End-to-end arguments in software design
My title is, of course, a reference to the 1984 paper End-to-End Arguments in System Design by Reed, Saltzer, and Clark. They enunciated what has since become understood as perhaps the single most central and successful principle of the design of the Internet. If you have not read it, do chase the link; it well deserves its status as a classic.
The authors wrote mostly about the design of communications networks. But the title referred not to “network design” but to system design, and some of the early language in the paper hints that the authors thought they had discovered a design rule with implications beyond networking. I shall argue that indeed they had – there is a version of the end-to-end principle that applies productively and forcefully to the design of (non-networked) software. I shall develop that version, illustrating it with a case study from experience.
To apply the end-to-end principle to software design, we need a way to state it that is general enough to be lifted out of the specific context of network design. The network-design version is this: intelligence belongs at the network endpoints, not in the pipes. Trying to make the pipes “smart” duplicates functions like error correction and receipt acknowledgment that the endpoints are going to have to do anyway to ensure end-to-end integrity. Trying to make the pipes smart also introduces tricky failure modes when the smarts inevitably go wrong.
Now I’m going to tell a story about a software failure. As I write, I have spent most of the last two weeks spinning up a replacement for a widely-used social-computing service that irreperably crashed on us. The replacement involves a service daemon I named “irkerd”, which is expected to relay notification requests submitted as simple JSON objects on a listening socket to Internet Relay Chat channels.
To do this, irkerd (which is written in Python) relies on a Python IRC library designed to speak the client end of the message protocol defined by RFC2812. The library is pretty good; without it, the irkerd implementation would have taken much, much longer. In turn, irkerd has stressed the library in ways it hadn’t been stressed before. I’ve been contributing fixes and patches back to the library, and the maintainer has shipped a couple of point releases as a result.

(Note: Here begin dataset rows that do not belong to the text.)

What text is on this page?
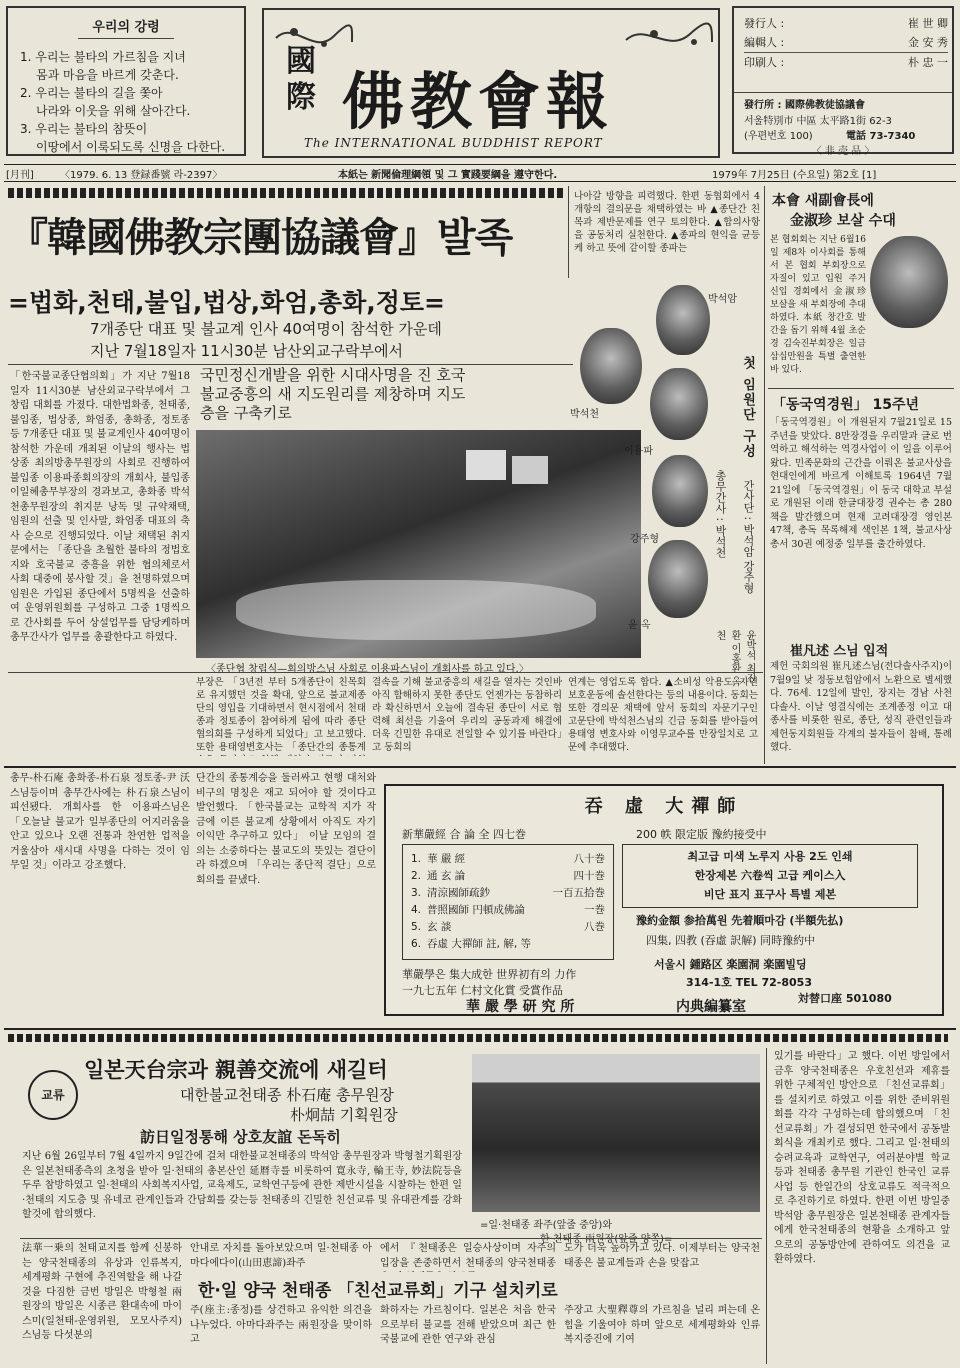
우리의 강령
1. 우리는 불타의 가르침을 지녀
몸과 마음을 바르게 갖춘다.
2. 우리는 불타의 길을 쫓아
나라와 이웃을 위해 살아간다.
3. 우리는 불타의 참뜻이
이땅에서 이룩되도록 신명을 다한다.
國際 佛教會報
The INTERNATIONAL BUDDHIST REPORT
發行人 :	崔 世 卿
編輯人 :	金 安 秀
印刷人 :	朴 忠 一
發行所 : 國際佛教徒協議會
서울特別市 中區 太平路1街 62-3
(우편번호 100)	電話 73-7340
〈 非 売 品 〉
[月刊]	〈1979. 6. 13 登録番號 라-2397〉	本紙는 新聞倫理綱領 및 그 實踐要綱을 遵守한다.	1979年 7月25日 (수요일) 第2호 [1]
『韓國佛教宗團協議會』발족
=법화,천태,불입,법상,화엄,총화,정토=
7개종단 대표 및 불교계 인사 40여명이 참석한 가운데
지난 7월18일자 11시30분 남산외교구락부에서
국민정신개발을 위한 시대사명을 진 호국
불교중흥의 새 지도원리를 제창하며 지도
층을 구축키로
「한국불교종단협의회」가 지난 7월18일자 11시30분 남산외교구락부에서 그 창립 대회를 가졌다. 대한법화종, 천태종, 불입종, 법상종, 화엄종, 총화종, 정토종 등 7개종단 대표 및 불교계인사 40여명이 참석한 가운데 개최된 이날의 행사는 법상종 최의방총무원장의 사회로 진행하여 불입종 이용파종회의장의 개회사, 불입종 이일혜총무부장의 경과보고, 총화종 박석천총무원장의 취지문 낭독 및 규약채택, 임원의 선출 및 인사말, 화엄종 대표의 축사 순으로 진행되었다. 이날 채택된 취지문에서는 「종단을 초월한 불타의 정법호지와 호국불교 중흥을 위한 협의체로서 사회 대중에 봉사할 것」을 천명하였으며 임원은 가입된 종단에서 5명씩을 선출하여 운영위원회를 구성하고 그중 1명씩으로 간사회를 두어 상설업무를 담당케하며 총무간사가 업무를 총괄한다고 하였다.
〈종단협 창립식—회의방스님 사회로 이용파스님이 개회사를 하고 있다.〉
박석암
박석천
이용파
강주형
윤 옥
첫 임원단 구성
총무간사 : 박석천 간사단 : 박석암 강주형
윤박석 최진환 이홍환 옥천
나아갈 방향을 피력했다. 한편 동협회에서 4개항의 결의문을 채택하였는 바 ▲종단간 친목과 제반문제를 연구 토의한다. ▲합의사항을 공동처리 실천한다. ▲종파의 현익을 균등케 하고 뜻에 같이할 종파는
부장은 「3년전 부터 5개종단이 친목회로 유지했던 것을 확대, 앞으로 불교제종단의 영입을 기대하면서 현시점에서 천태종과 정토종이 참여하게 됨에 따라 종단협의회를 구성하게 되었다」고 보고했다. 또한 용태영변호사는 「종단간의 종통계
결속을 기해 불교중흥의 새길을 열자는 것인바 아직 합해하지 못한 종단도 언젠가는 동참하리라 확신하면서 오늘에 결속된 종단이 서로 협력해 최선을 기울여 우리의 공동과제 해결에 더욱 긴밀한 유대로 전일할 수 있기를 바란다」고 동회의
연계는 영업도록 합다. ▲소비성 악용도, 자연보호운동에 솔선한다는 등의 내용이다. 동회는 또한 경의문 채택에 앞서 동회의 자문기구인 고문단에 박석천스님의 긴급 동회를 받아들여 용태영 변호사와 이영무교수를 만장일치로 고문에 추대했다.
本會 새副會長에
金淑珍 보살 수대
본 협회회는 지난 6월16일 제8차 이사회를 통해서 본 협회 부회장으로 자질이 있고 입원 주거 신입 경회에서 金淑珍 보살을 새 부회장에 추대하였다. 本紙 창간호 발간을 돕기 위해 4월 초순경 김숙진부회장은 일금 삼십만원을 특별 출연한 바 있다.
「동국역경원」 15주년
「동국역경원」이 개원된지 7월21일로 15주년을 맞았다. 8만장경을 우리말과 글로 번역하고 해석하는 역경사업이 이 일을 이루어 왔다. 민족문화의 근간을 이뤄온 불교사상을 현대인에게 바르게 이해토록 1964년 7월 21일에 「동국역경원」이 동국 대학교 부설로 개원된 이래 한글대장경 권수는 총 280책을 발간했으며 현재 고려대장경 영인본 47책, 총독 목록해제 색인본 1책, 불교사상총서 30권 예정중 일부를 출간하였다.
崔凡述 스님 입적
제헌 국회의원 崔凡述스님(전다솔사주지)이 7월9일 낮 정동보험암에서 노환으로 별세했다. 76세. 12일에 발인, 장지는 경남 사천 다솔사. 이날 영결식에는 조계종정 이고 대종사를 비롯한 원로, 종단, 성직 관련인들과 제헌동지회원들 각계의 불자들이 참배, 통례했다.
총무-朴石庵 총화종-朴石泉 정토종-尹 沃스님등이며 총무간사에는 朴石泉스님이 피선됐다. 개회사를 한 이용파스님은 「오늘날 불교가 일부종단의 어지러움을 안고 있으나 오랜 전통과 찬연한 업적을 거울삼아 새시대 사명을 다하는 것이 임무일 것」이라고 강조했다.
단간의 종통계승을 둘러싸고 현행 대처와 비구의 명칭은 재고 되어야 할 것이다고 발언했다. 「한국불교는 교학적 지가 작금에 이른 불교계 상황에서 아직도 자기 이익만 추구하고 있다」 이날 모임의 결의는 소중하다는 불교도의 뜻있는 결단이라 하겠으며 「우리는 종단적 결단」으로 회의를 끝냈다.
吞 虛 大禪師
新華嚴經 合 論 全 四七巻	200 帙 限定版 豫約接受中
1. 華 嚴 經	八十巻
2. 通 玄 論	四十巻
3. 清涼國師疏鈔	一百五拾巻
4. 普照國師 円頓成佛論	一巻
5. 玄 談	八巻
6. 吞虛 大禪師 註, 解, 等
최고급 미색 노루지 사용 2도 인쇄
한장제본 六卷씩 고급 케이스入
비단 표지 표구사 특별 제본
豫約金額 参拾萬원 先着順마감 (半額先払)
四集, 四教 (吞虛 訳解) 同時豫約中
華嚴學은 集大成한 世界初有의 力作
서울시 鍾路区 楽園洞 楽園빌딩
314-1호 TEL 72-8053
一九七五年 仁村文化賞 受賞作品
対替口座 501080
華 嚴 學 研 究 所	内典編纂室
교류
일본天台宗과 親善交流에 새길터
대한불교천태종 朴石庵 총무원장
朴炯喆 기획원장
訪日일정통해 상호友誼 돈독히
지난 6월 26일부터 7월 4일까지 9일간에 걸쳐 대한불교천태종의 박석암 총무원장과 박형철기획원장은 일본천태종측의 초청을 받아 일·천태의 총본산인 延暦寺를 비롯하여 寛永寺, 輪王寺, 妙法院등을 두루 참방하였고 일·천태의 사회복지사업, 교육제도, 교학연구등에 관한 제반시설을 시찰하는 한편 일·천태의 지도층 및 유네코 관계인들과 간담회를 갖는등 천태종의 긴밀한 친선교류 및 유대관계를 강화할것에 합의했다.
=일·천태종 좌주(앞줄 중앙)와
한·천태종 兩원장(앞줄 양쪽)=
法華一乗의 천태교지를 함께 신봉하는 양국천태종의 유상과 인류복지, 세계평화 구현에 추진역할을 해 나갈 것을 다짐한 금번 방일은 박형철 兩원장의 방일은 시종큰 환대속에 마이스미(일천태-운영위원, 모모사주지)스님등 다섯분의
안내로 자치를 돌아보았으며 일·천태종 아마다에다이(山田恵諦)좌주
에서 『천태종은 일승사상이며 자주의 입장을 존중하면서 천태종의 양국천태종
도가 더욱 높아가고 있다. 이제부터는 양국천태종은 불교계들과 손을 맞잡고
한·일 양국 천태종 「친선교류회」기구 설치키로
주(座主:종정)를 상견하고 유익한 의견을 나누었다. 아마다좌주는 兩원장을 맞이하고
화하자는 가르침이다. 일본은 처음 한국으로부터 불교를 전해 받았으며 최근 한국불교에 관한 연구와 관심
주장고 大聖釋尊의 가르침을 널리 펴는데 온힘을 기울여야 하며 앞으로 세계평화와 인류복지증진에 기여
있기를 바란다」고 했다. 이번 방일에서 금후 양국천태종은 우호친선과 제휴를 위한 구체적인 방안으로 「친선교류회」를 설치키로 하였고 이를 위한 준비위원회를 각각 구성하는데 합의했으며 「친선교류회」가 결성되면 한국에서 공동발회식을 개최키로 했다. 그리고 일·천태의 승려교육과 교학연구, 여러분야별 학교 등과 천태종 총무원 기관인 한국인 교류사업 등 한일간의 상호교류도 적극적으로 추진하기로 하였다. 한편 이번 방일중 박석암 총무원장은 일본천태종 관계자들에게 한국천태종의 현황을 소개하고 앞으로의 공동방안에 관하여도 의견을 교환하였다.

Yesterday, just as the irkerd codebase was stabilizing after some early problems with thread safety, some of my test users on the irker chat channel began reporting a new fatal bug – a Unicode decoding error being thrown from deep inside the IRC library. Investigation and an email query to the maintainer revealed that this was the result of a recent design decision and a consequent change to the library internals in the previous day’s point release.
Previously, the IRC library had made no assumptions about the character encoding of the chat data it received from IRC servers. It simply passed those strings as uninterpreted payloads of events made visible by the library to the calling application (in this case irkerd). Because irkerd is a sending relay rather than an interactive client, it just threw that received chat data away. The only received traffic it cares about is the IRC server’s responses to login and message-transmission commands, which are plain ASCII.
In this point release, the maintainer changed the library to perform UTF-8 decoding early in the processing of the chat strings, so the event payloads would be guaranteed Unicode. Which was fine and dandy until a server shipped irkerd a chat line with a bad continuation byte. At that point the early UTF decode threw an exception from deep inside the library, crashed one of irkerd’s main threads, and hung the daemon.
The library maintainer thought he’d be doing calling applications a favor by performing UTF-8 decoding so they don’t have to. What he did instead was introduce a new fatal failure mode on bad chat data – a particularly annoying one for irkerd, which only sees that data because the protocol requires it to, and really wants to just ignore the chat lines.
Assumptions about character encoding properly belong not in the IRC library but in the calling application. There are several reasons for this, but they all come down to two points: (1) only decoding exceptions raised locally can be handled locally, and (2) how to handle them is a policy decision that the application must make – so the library should not try to pre-empt it.
The library maintainer violated a software version of the end-to-end principle. It reads like this: in any software data path, whether networked or not, interior components that can be indifferent to the nature of the data they are handling should remain indifferent. Every assumption introduced while handling data implies new exceptions and failure cases; to minimize your failures, minimize your assumptions.
I will finish by noting that I wrote this essay because web searches on “end-to-end arguments” and “end-to-end principle” suggested that the above software-generalized version of it may not have been written down before – all the references I could find were about network design. I believe that this is one of those folk theorems that every sufficiently experienced software system designer eventually learns without necessarily becoming conscious about it. I hope that by writing it down, so it can be learned more rapidly and explicitly, I will have helped improve the practice of software design.